Мне было хорошо с этим маленьким вундеркиндом. Странно, но с самого первого дня она оказалась каким-то лекарством в первую очередь для меня самой. Меня порой угнетало и волновало ощущение, что я просто не могу ей дать так много, как мне представлялось, когда я переступала порог ее интерната. Обездоленный, никому не нужный подросток, без тени смущения и лицемерия, не задумываясь о таких глупостях как такт или учтивость, в два счета рассмотрел во мне существо еще более обездоленное – никому не нужного взрослого, который давно и ничему в этой жизни не рад. Вот так незаметно мы как будто поменялись ролями.
При нашем сложном взаимном позиционировании Оля быстро стала для меня вдвойне важней. Мой наставник, который даже не пытался меня наставлять: не тошнит менторской моралью, не тычет в лицо примерами, не гонится за абстрактными идеями и идеалами, а просто окунает в жизнь с непосредственной беспечностью и, наконец, дает заметить и распробовать то, что всегда оставалось скрыто. Даже в детстве. При этом Оля многое брала взамен сама: с детской же непосредственностью вторгалась она в любую мою подноготную и копошилась в моих чувствах и мыслях, пытаясь через меня, через мой опыт понять и весь остальной «взрослый» мир, который находился за стенами интерната. И этот окружающий мир не то чтобы не нравился – в нем как-то слишком долго не находилось ничего достойного и интересного. И для нее, и для меня. Но мы искали. Нам хотелось быть живыми и все же однажды вынырнуть из наших морей слез.
Глава 3. Пашка
Есть вещи, о которых мне трудно говорить. Трудно говорить обычным человеческим языком – не подвываниями и плачами старухи, не сухим языком новостных сайтов и хроник, не матерными эмоциональными всплесками, где главное – невербальная сторона посыла. Трудно. Но рассказать это тоже нужно. Ведь это сильно изменило нашу жизнь.
Война.
Я помню, как началась война. Она не затронула нашего города непосредственно, но была где-то тут, рядом – в пределах нескольких часов на электричке, на расстоянии одного телефонного звонка. И она убивала по адресам, по которым мы когда-то ездили в гости, она выстраивала новые границы, создавала новые правила и условности: повышала налоги, отнимала чьих-то сыновей, лишала крова, веры в людей и человечество. И, конечно, она взрывала и насильничала и рушила все надежды, все планы, всю жизнь.

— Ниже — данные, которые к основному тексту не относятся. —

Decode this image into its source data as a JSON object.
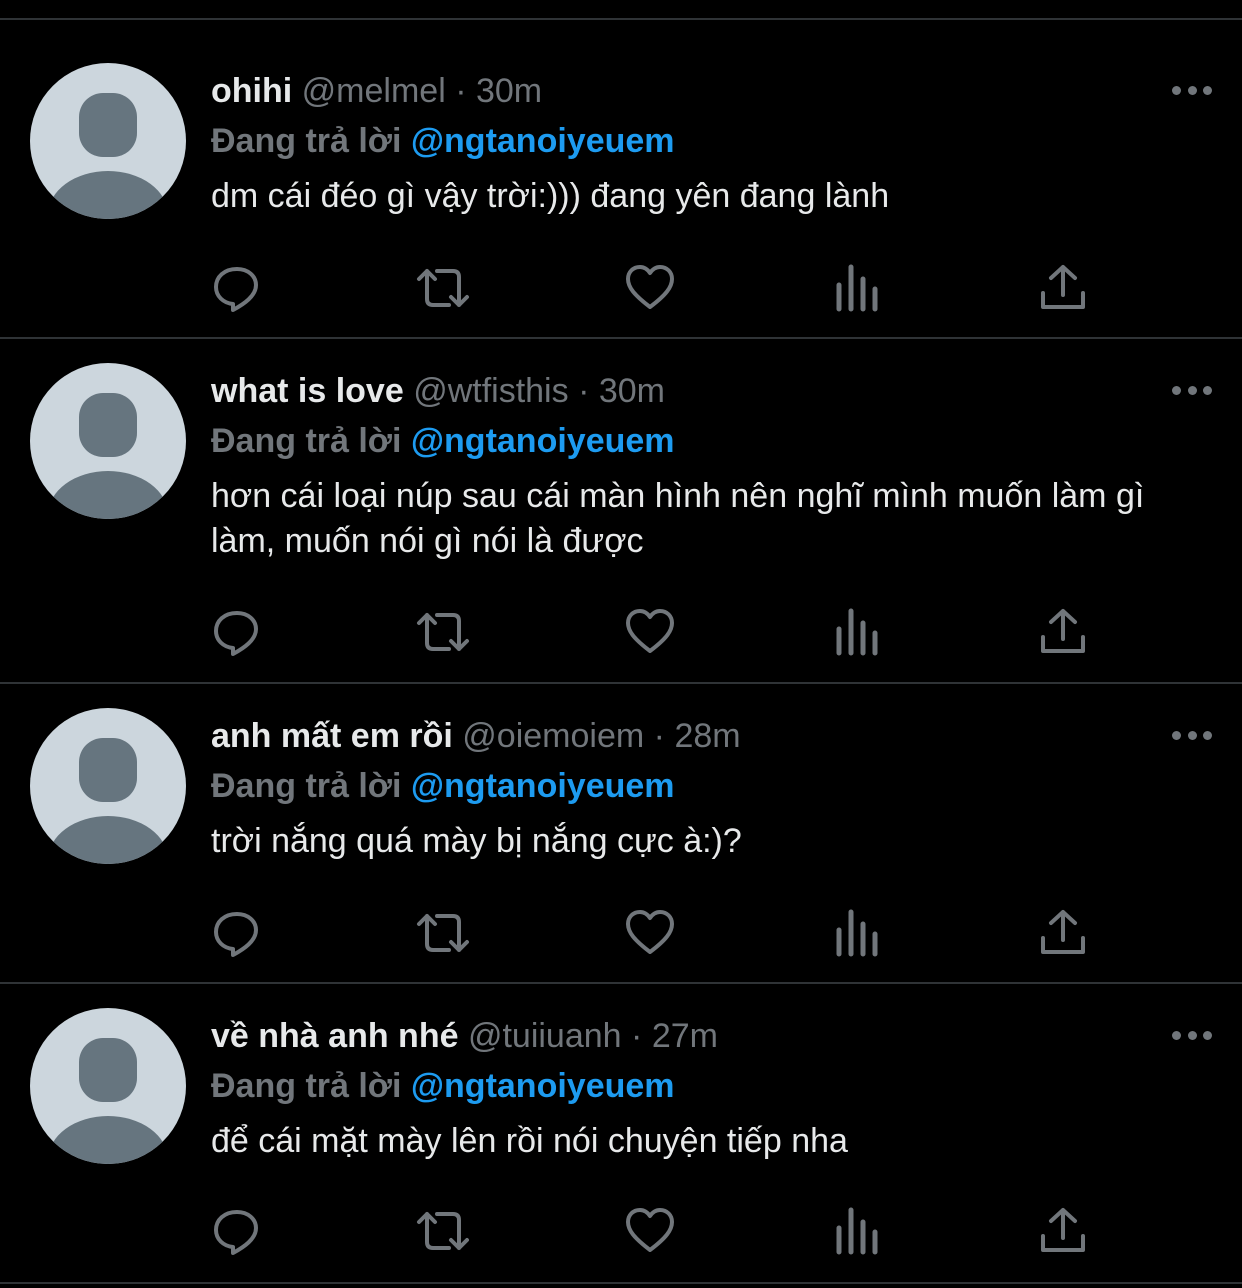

Я помню, как она началась, и случилось это не то чтобы внезапно, но… это случилось. В новостных хрониках это называется локальный конфликт. Новостные хроники назначают виновных и зачинщиков, призывают судить провокаторов, вводить новые законы, соблюдать договоры, заключать сделки. В жизни это ощущается совсем не так. Как будто начинается новый, страшный отсчет – военных дней, раненых, убитых. И жуть берет от того, что это может длиться еще день, еще месяц, еще год или даже годы. Всю жизнь. Война – это трагедия, но гражданская война – это трагедия, возведенная в квадрат. По ту сторону ведь тоже стоишь ты.
Вот так я могла бы об этом рассказать. Впрочем, знаете, при всем трагизме и с полной глубиной осознания, нельзя все время быть в тонусе от страха. Не получается бояться все время. Притупляется все, даже этот кошмар. Мы пережили подскочившие цены, стали спокойней относиться к потоку жутких новостей, перестали вздрагивать от громких звуков, оглядываться на шеренгу карет «Скорой помощи», которые неслись из аэропорта в больницу. А в городе между тем у каждого третьего уже было оружие, вывезенное с фронта. Ревнивый муж бросал в жену гранату, дети играли патронами в песочнице. А мы жили, жили, жили, как и раньше… Просто – жили. Ведь жизнь все побеждает.
Но будь проклята война и будь проклята человеческая натура, которая позволяет нам ужиться со всем, чем угодно.
Да, я помню, как началась война. В одну зиму, в один день. И тогда, той зимой, этот кошмар казался вспышкой безумия, которая пройдет со временем. Отпустит. Потому еще зимой все это не казалось таким страшным. Но с первыми оттепелями все стало еще сложнее. Безумие стало хроникой. Дни превратились в недели, затем – в месяцы.
Одной из таких весен сюрприз преподнес Андрюха, мой старший племянник. Ему пришла повестка. Вот так война тянулась и к нашей семье своими костлявыми хищными ручищами.
Андрюха держал в худых лапках повестку, и лицо его было серым. Время военное, откупаться, как раньше, не получалось – вопрос взят под строгий контроль, призывников отлавливали возле метро и кинотеатров, в спортзалах, в парках. Не попасть в армию могли помочь только очень серьезные связи, так что денег Машиного мужа вдруг оказалось мало.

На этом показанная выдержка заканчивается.